危機(緊急事態)の発生時において、企業に生じる被害を最小限に食い止めるために行う、各ステークホルダー(利害関係者)への適切なコミュニケーション活動
 危機発生後の初期段階での「クライシス・コミュニケーション」は、緊急記者会見といったメディア対応が中心となるため、企業内での主な担当は広報部門となる。しかし、その後の継続的な取り組みでは、広報部門だけでなく経営トップや人事・総務部門、営業部門など、企業危機管理に関係する様々な部門が幅広くかかわってくる。

 本連載ではこれから4回にわたり、「クライシス・コミュニケーション」をテーマとして、実践的な話題を取り上げていく。読者の皆さんには、「クライシス・コミュニケーション」を単なるメディア対応の話題ではなく、企業危機管理での多岐にわたる対策としてとらえていただきたい。なお、本稿では便宜上「企業」とだけ記述するが、内容の大部分は自治体、団体、学校、病院などの組織全般に当てはまる内容である。

コミュニケーション対応の不備が火に油を注ぐ

 さて、そもそも「クライシス・コミュニケーション」はどうして必要なのかという基本的なことから考えてみたい。私の考えは「緊急時における企業の対応のミス、言い換えれば、社会の各ステークホルダーからの批判の多くは、コミュニケーション対応の不備に原因があるから」である。

 これは組織ではなく、個人に当てはめてみると分かりやすい。読者の皆さんが誰かと口喧嘩をした、あるいは、気まずい関係になった、と仮定してみてほしい。人間同士のトラブルの原因は様々であろうが、多くの場合、決定的に悪い状態にさせてしまうのは、コミュニケーションの問題ではないだろうか。
例えば、

・言葉足らずで、誤解を招いた
・相手の言葉に反応して、乱暴な言葉や不適切な言葉を言ってしまった。
・感情的な態度を取ってしまった
・自分の非を認めたくないばかりに事実を隠して、嘘を言ってしまった
などである。
 さらに加えると、人間は一度、相手に対して不快感を抱いたり、怒りの感情を持ってしまうと、相手の話を冷静に聞いたり和解したりするのが、非常に困難になる、という点である。これもコミュニケーションと直結した人間の感情であろう。

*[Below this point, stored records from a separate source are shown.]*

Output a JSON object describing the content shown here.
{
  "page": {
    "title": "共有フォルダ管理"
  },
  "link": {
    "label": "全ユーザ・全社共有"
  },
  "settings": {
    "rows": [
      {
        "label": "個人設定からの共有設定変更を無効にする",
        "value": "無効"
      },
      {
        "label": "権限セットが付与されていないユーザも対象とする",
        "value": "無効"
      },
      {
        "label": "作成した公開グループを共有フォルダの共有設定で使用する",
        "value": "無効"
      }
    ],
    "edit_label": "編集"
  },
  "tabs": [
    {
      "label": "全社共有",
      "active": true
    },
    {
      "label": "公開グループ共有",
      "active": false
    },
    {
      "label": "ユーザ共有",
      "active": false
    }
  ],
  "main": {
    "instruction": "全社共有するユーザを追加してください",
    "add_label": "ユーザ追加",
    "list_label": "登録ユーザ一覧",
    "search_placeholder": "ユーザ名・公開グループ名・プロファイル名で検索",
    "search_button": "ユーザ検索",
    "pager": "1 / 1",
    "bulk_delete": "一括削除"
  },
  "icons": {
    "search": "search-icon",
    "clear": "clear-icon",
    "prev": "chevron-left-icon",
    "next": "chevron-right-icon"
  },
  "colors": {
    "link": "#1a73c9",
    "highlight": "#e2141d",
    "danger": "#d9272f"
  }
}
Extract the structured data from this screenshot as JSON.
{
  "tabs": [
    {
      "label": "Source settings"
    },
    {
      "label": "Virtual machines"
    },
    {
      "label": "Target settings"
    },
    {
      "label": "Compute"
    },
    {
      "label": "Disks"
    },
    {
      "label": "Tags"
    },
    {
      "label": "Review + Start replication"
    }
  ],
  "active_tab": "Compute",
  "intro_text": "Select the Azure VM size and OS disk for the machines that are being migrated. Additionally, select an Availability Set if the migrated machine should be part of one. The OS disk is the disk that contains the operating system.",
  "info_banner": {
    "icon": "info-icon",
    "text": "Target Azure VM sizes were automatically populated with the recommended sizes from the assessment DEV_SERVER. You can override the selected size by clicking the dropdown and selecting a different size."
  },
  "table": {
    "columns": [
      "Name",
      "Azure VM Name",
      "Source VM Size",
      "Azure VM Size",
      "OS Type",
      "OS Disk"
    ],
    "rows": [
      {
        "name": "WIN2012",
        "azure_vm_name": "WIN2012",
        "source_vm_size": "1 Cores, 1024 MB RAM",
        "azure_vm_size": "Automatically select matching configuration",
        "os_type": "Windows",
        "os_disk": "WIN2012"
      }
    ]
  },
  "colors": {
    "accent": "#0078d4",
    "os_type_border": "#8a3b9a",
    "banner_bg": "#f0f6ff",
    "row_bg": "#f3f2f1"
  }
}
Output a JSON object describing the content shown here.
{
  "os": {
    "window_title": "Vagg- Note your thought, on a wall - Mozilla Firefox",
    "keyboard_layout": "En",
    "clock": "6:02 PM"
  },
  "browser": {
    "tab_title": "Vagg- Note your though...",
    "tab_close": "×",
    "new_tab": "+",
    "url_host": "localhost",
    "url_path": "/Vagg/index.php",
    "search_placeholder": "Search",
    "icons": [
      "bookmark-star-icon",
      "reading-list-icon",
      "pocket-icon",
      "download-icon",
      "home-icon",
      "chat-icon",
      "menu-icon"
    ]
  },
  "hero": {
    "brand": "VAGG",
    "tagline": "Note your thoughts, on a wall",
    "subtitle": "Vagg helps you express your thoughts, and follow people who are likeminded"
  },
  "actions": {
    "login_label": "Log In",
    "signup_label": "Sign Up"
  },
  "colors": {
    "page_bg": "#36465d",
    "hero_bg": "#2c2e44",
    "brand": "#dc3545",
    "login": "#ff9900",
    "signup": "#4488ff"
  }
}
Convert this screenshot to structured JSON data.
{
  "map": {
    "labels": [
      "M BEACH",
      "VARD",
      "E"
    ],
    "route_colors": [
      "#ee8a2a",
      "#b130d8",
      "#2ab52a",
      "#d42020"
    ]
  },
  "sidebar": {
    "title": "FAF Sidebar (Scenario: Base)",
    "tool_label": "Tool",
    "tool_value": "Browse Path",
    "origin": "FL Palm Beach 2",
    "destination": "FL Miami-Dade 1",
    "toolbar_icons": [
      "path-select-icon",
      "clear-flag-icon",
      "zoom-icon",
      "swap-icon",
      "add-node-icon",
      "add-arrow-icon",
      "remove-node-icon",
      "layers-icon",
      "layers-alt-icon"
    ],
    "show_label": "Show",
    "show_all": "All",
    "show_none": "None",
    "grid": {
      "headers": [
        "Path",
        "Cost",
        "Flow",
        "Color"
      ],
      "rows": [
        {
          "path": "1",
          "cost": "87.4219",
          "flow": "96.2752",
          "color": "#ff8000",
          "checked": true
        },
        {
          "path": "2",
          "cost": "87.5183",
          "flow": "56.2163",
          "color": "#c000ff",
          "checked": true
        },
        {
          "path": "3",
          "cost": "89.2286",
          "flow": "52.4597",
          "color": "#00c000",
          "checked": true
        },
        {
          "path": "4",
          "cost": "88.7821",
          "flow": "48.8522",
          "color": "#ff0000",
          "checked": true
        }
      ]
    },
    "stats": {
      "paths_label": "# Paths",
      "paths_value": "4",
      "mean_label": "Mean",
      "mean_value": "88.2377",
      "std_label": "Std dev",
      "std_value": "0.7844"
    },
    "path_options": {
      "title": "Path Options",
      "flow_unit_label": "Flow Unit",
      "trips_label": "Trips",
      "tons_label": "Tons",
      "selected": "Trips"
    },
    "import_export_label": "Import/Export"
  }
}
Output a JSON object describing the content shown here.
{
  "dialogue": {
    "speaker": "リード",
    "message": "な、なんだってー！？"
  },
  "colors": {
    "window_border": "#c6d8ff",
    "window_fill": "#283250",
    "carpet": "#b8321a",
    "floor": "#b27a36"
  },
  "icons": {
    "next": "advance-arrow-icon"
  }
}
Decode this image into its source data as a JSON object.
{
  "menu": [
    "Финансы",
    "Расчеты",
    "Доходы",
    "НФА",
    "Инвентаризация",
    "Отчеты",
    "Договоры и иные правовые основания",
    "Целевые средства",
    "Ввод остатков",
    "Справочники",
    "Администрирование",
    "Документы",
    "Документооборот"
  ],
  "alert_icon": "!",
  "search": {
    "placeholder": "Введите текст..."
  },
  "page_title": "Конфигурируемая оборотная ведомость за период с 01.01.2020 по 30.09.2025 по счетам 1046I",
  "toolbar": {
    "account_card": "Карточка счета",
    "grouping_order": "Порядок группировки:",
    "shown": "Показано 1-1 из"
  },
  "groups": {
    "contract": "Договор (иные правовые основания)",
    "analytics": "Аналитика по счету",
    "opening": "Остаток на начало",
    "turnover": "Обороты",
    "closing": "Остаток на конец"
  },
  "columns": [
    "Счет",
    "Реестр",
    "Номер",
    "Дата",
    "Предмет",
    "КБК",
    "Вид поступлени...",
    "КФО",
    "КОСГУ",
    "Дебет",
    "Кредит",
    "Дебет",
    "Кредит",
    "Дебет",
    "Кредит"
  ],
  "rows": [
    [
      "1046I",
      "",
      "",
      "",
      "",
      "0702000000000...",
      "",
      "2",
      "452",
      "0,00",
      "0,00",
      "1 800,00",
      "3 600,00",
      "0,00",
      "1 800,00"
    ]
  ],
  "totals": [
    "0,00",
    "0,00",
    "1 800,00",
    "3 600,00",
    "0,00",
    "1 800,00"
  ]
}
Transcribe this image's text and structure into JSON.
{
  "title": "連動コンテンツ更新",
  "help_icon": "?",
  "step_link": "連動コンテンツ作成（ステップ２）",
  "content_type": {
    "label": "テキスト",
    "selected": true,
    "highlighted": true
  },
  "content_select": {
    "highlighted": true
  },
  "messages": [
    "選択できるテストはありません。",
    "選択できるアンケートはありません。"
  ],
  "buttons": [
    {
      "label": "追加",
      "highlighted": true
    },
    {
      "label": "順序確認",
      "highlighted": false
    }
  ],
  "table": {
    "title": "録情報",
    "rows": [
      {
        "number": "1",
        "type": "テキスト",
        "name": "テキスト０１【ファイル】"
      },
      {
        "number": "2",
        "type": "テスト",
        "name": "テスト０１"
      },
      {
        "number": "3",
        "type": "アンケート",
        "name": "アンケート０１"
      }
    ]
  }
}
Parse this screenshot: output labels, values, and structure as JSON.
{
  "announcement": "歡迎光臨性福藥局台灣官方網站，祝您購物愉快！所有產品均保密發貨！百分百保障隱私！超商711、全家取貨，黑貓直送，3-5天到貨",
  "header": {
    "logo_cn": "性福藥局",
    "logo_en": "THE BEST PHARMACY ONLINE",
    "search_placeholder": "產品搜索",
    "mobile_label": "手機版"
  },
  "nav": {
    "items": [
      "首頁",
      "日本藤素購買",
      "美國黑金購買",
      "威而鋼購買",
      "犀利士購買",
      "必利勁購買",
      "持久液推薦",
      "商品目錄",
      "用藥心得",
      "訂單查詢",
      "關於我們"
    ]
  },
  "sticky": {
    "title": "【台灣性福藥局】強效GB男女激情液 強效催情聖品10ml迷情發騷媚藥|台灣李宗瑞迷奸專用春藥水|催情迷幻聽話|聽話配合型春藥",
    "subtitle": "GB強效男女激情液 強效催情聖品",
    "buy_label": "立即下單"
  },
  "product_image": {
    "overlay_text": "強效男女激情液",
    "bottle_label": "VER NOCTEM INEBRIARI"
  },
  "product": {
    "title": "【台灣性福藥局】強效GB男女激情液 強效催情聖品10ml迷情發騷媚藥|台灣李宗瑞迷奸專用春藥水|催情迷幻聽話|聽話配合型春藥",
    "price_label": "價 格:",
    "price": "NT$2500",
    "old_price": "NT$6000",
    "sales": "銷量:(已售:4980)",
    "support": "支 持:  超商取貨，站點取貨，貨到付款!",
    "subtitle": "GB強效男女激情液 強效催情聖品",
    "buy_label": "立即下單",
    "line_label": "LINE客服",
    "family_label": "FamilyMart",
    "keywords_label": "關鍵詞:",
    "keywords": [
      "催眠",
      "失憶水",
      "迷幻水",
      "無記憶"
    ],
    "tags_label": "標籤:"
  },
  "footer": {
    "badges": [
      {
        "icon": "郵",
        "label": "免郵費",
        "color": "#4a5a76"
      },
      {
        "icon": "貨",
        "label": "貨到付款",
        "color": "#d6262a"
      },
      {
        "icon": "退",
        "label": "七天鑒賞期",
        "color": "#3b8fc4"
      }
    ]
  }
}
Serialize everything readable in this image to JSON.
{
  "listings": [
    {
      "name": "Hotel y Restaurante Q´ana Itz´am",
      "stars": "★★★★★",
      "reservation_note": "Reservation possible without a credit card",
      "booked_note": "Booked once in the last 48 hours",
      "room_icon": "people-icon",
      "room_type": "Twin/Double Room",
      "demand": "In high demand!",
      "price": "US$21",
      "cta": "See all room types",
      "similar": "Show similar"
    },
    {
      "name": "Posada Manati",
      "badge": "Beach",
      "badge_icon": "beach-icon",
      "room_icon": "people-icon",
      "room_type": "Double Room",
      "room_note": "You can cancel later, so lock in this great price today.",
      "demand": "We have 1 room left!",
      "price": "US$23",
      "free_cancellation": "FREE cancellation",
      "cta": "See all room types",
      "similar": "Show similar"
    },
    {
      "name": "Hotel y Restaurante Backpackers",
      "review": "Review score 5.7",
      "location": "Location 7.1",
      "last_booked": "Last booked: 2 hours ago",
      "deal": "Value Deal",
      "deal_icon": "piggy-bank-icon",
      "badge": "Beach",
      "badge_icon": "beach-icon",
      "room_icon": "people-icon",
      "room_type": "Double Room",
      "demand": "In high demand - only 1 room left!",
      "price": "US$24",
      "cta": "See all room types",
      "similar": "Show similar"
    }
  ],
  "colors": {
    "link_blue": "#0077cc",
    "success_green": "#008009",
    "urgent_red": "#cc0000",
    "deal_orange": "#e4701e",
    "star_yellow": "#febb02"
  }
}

 以上のことはすべて、企業の緊急時対応にも当てはまる。当然のこととして、個人の場合よりも相手(ステークホルダーに相当)は多岐にわたり、社会的責任の点でのインパクトも、比較できないほど大きなものとなる。危機発生後の、ただでさえ批判にさらされやすい状況の中で、ステークホルダーが納得するような適切なコミュニケーション対応をすることは、なかなか難しいことなのである。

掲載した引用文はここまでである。